You should see now offers that have two orders in the same offer.

Sometimes this will be a good thing, but many times it will not.

When they started to roll this out on Thursday the app was completely full of bugs. And of course Dasher support is non-existent. The only option you have is to unassign the order and often that doesn't work either. I try to connect via chat and will sit there for 20 minutes as the order gets cold and I make $0 so I just unassign myself as a rule now.


----------



## Prawn Connery (Mar 26, 2020)

Don't know what you're talking about. Didn't have any piggybacked orders, and everybody tipped


----------



## Teksaz (Mar 16, 2015)

Picked up an order from P F Chang's at 4:42. Made the delivery and the app wouldn't let me complete it. Dash ended at 6:00. Support calls at 8:33 lol

How these idiots stay at #1 is beyond me. 
I've also never understood why when the drivers server goes down, they continue to accept orders from the customer app knowing the orders won't get delivered. Wouldn't anyone with half a brain disable the customer app temporarily until everything is worked out?

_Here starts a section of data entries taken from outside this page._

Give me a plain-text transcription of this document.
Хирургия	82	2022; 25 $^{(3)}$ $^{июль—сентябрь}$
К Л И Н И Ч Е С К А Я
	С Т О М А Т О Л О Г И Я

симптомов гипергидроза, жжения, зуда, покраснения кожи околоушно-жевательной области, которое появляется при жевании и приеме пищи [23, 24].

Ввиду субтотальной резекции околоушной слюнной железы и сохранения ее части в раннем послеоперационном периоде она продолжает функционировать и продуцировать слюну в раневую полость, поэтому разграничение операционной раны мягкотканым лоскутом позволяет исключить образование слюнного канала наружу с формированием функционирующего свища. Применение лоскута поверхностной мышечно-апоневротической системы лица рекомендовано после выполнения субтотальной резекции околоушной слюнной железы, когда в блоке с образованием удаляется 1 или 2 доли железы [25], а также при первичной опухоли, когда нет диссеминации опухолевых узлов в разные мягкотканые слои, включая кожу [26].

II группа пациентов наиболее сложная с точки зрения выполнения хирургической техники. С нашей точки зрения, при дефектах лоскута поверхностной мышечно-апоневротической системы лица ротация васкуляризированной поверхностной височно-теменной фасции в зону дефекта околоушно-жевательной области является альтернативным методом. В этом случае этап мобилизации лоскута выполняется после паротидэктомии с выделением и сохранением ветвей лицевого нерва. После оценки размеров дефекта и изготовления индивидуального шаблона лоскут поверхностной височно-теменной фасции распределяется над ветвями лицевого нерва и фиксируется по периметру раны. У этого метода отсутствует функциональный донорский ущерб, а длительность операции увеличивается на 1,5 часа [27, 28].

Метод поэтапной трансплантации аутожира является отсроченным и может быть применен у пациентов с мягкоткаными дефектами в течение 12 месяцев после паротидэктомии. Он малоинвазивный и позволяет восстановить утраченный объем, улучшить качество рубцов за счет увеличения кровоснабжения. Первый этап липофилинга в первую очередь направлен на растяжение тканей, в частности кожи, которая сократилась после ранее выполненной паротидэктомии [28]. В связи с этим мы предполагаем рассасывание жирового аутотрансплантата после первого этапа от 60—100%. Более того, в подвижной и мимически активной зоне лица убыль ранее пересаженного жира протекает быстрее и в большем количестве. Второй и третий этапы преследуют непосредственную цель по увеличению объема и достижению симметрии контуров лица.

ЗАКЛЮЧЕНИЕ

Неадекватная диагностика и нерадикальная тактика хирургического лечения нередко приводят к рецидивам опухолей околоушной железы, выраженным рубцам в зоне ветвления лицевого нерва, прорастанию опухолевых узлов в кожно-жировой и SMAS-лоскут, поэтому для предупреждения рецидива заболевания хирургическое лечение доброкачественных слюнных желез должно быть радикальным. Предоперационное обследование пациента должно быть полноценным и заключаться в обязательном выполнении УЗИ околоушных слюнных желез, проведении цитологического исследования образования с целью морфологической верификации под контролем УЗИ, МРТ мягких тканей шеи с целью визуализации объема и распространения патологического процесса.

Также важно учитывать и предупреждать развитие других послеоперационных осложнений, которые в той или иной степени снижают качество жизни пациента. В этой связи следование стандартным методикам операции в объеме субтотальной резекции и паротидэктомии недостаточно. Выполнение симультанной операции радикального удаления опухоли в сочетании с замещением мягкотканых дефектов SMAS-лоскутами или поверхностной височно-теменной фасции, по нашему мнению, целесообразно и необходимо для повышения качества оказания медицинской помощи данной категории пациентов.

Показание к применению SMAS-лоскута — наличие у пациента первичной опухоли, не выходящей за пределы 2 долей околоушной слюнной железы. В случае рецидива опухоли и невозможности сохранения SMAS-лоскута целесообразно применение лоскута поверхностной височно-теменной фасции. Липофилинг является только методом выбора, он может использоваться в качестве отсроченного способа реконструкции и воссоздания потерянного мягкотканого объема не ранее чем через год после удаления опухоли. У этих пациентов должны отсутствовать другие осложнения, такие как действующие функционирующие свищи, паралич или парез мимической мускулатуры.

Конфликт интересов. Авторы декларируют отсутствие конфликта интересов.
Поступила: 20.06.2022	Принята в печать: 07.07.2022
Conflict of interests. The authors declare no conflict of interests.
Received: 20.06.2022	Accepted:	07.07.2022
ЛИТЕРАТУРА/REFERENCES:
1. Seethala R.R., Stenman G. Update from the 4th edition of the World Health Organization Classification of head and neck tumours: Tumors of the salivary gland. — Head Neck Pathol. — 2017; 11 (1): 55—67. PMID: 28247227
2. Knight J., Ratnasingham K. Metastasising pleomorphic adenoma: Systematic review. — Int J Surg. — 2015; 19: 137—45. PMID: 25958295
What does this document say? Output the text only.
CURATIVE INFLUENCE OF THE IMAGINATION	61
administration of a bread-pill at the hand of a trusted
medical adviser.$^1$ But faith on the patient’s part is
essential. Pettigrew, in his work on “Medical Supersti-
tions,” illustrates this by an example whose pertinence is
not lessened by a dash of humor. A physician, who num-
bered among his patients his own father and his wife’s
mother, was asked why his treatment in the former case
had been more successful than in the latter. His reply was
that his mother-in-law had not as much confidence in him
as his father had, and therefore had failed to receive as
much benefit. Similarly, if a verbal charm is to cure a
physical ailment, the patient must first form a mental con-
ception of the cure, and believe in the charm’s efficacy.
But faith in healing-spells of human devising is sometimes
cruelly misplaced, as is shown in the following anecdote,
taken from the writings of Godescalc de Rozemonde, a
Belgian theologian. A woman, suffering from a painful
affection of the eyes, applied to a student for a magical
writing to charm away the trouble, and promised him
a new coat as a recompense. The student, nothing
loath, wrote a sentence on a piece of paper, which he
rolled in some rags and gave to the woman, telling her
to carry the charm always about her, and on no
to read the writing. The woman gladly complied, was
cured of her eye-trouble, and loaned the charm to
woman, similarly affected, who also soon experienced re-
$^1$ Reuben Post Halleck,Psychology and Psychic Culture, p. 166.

Not Doordash lol


----------



## Solid 5 (Aug 24, 2018)

Their app works like all those phones on the old show “Get Smart”


----------



## Bob Reynolds (Dec 20, 2014)

The app went down yesterday as soon as I picked up an order. I didn't have the address to deliver the order to. So I waited and waited. When the app came back up, the order was not there. So I took the food home and didn't waste it.


----------



## Solid 5 (Aug 24, 2018)

Teksaz said:


> Picked up an order from P F Chang's at 4:42. Made the delivery and the app wouldn't let me complete it. Dash ended at 6:00. Support calls at 8:33 lol
> 
> How these idiots stay at #1 is beyond me.
> I've also never understood why when the drivers server goes down, they continue to accept orders from the customer app knowing the orders won't get delivered. Wouldn't anyone with half a brain disable the customer app temporarily until everything is worked out? Not Doordash lol


And the app never goes down at 7:49 AM on a Tuesday LOL. Seriously though, this is a company that wants to go public? Their app is like from The Flintstones.


----------



## doyousensehumor (Apr 13, 2015)

This is one of the reasons not to drive with only one app. Friday an ant waiting outside of Chipotle told me he was waiting for a ping there for an hour. SAD!


----------



## Bob Reynolds (Dec 20, 2014)

If you are sitting waiting for a delivery ping for an hour, then you are doing something wrong in this environment. The pings are going off all over the place.


----------



## Teksaz (Mar 16, 2015)

He's prolly doing Goober Eats lol


----------